“Thought of You” is a short 2-D animated film directed and animated by Ryan Woodwood. The work blends figure drawings, 2D animation, visual Fx, and contemporary dance to evoke the movement and emotion of an intimate relationship. Woodward has had a very successful career working on big distribution Hollywood films such as Spider Man 3, Iron Man 2 and Where the Wild Things Are, but this was a personal project, just something he’d envisioned for a while and wanted to make happen.
I discovered “Thought of You” when a dancer friend of mine, Sarah Anne Austin, posted it on her Facebook page, and I’ve been fascinated by it ever since. Usually, when I think of dancing animation, I get visions of Disney movies like Fantastia or Beauty in the Beast in my head. And, honestly, I am sucker for some good cartoon dancing of the sort where pink elephants prance and Bugs Bunny square dances. That said, “Thought of You” is something all together different because it actually evokes the delicacy and power of modern dance in a way that strikes me much the same way as a live dance performance.
As a choreographer, it was clear to me from watching the finished product that Woodward had collaborated with some real flesh-and-blood dancers to work this magic. I’ve posted above a short documentary of the process of making “Thought of You” (see the finished product HERE) because I loved seeing how this brilliant collaboration between the animator, the choreographer and the dancers worked. For me, seeing the process through which any is work developed almost heightens the sense of magic and mystery surrounding the final performance or product, and this was no different.

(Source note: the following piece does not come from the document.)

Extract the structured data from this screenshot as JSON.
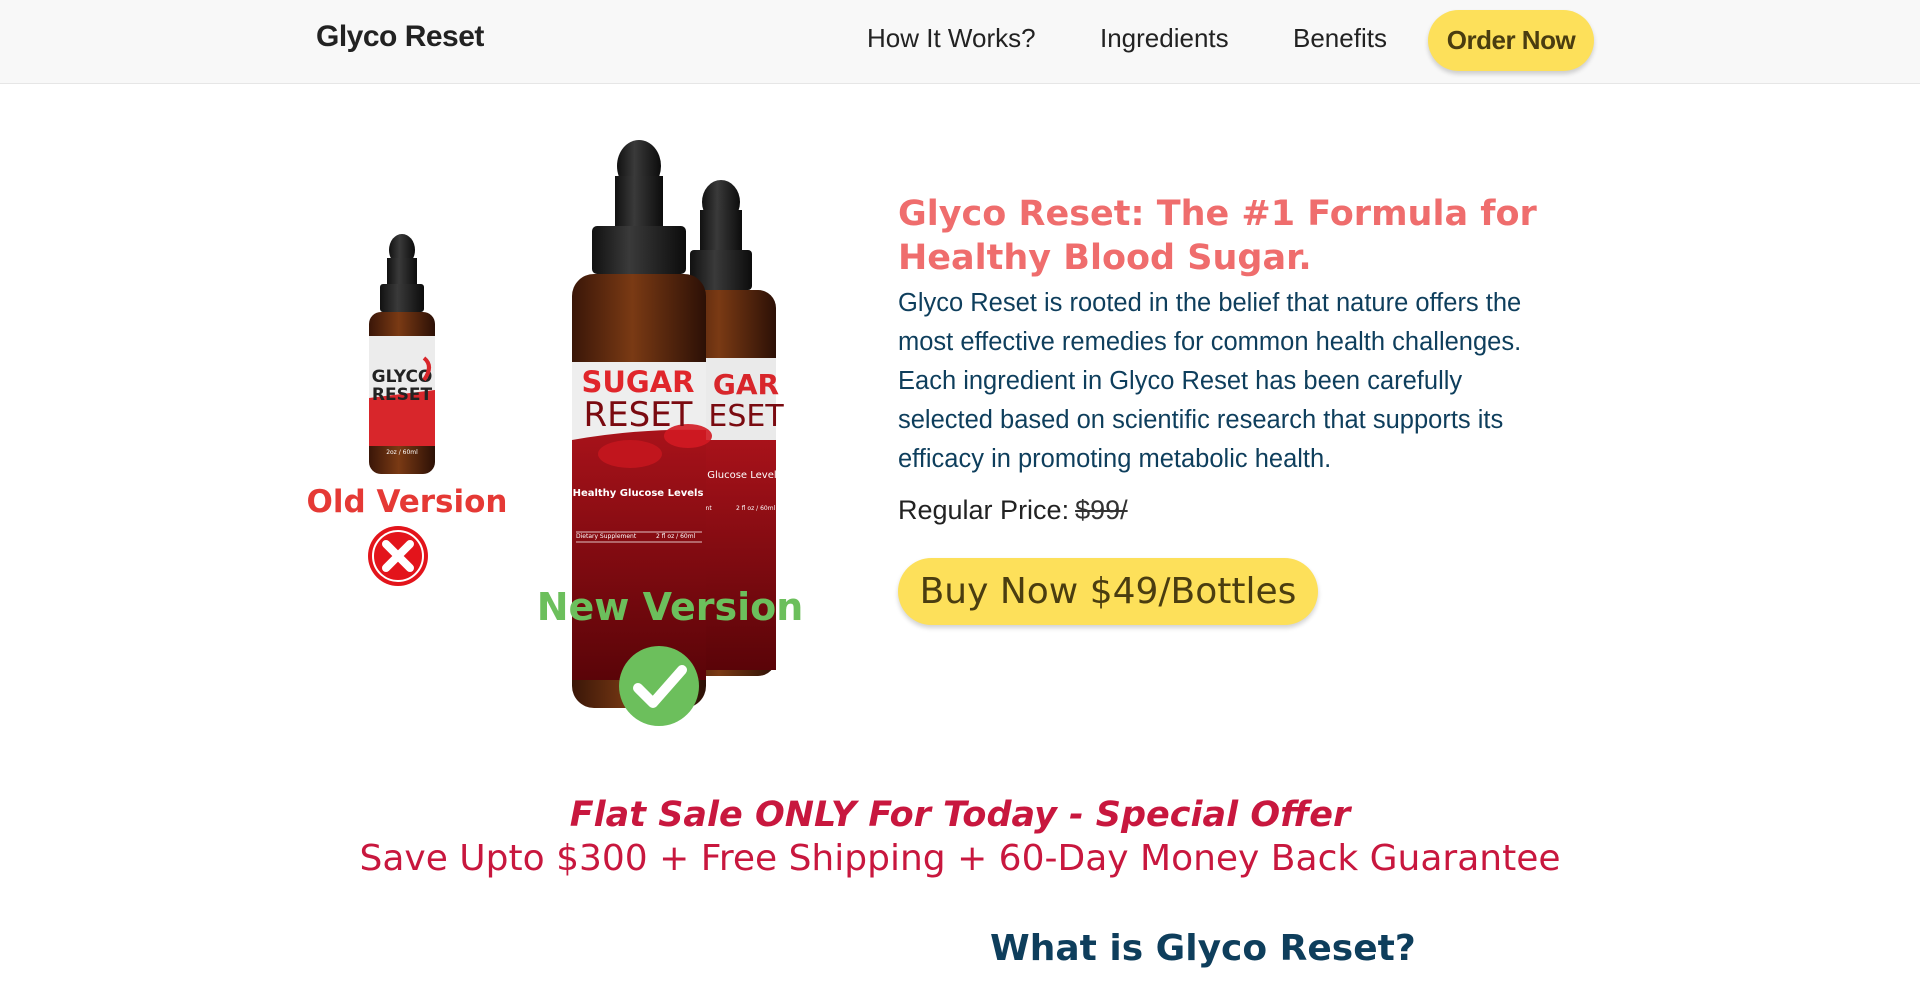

In my own work, as well in the work of artists I admire, there always seems to be a bit of alchemy involved. First there is the idea, the tiny seed of thought which becomes a vision and eventually evolves into plans with schedules and deadlines. People come together to work, think, create, fail and regroup and finally produce this thing that was once just a thought. In the process, the original idea remains both essentially unchanged and yet often radically altered by the touch of the particular artists working in concert. In the end, every work of art is a bit of miracle. Something as elegant as “Thought of You” is the sum of its parts and yet completely transcends the nuts and bolts of its components.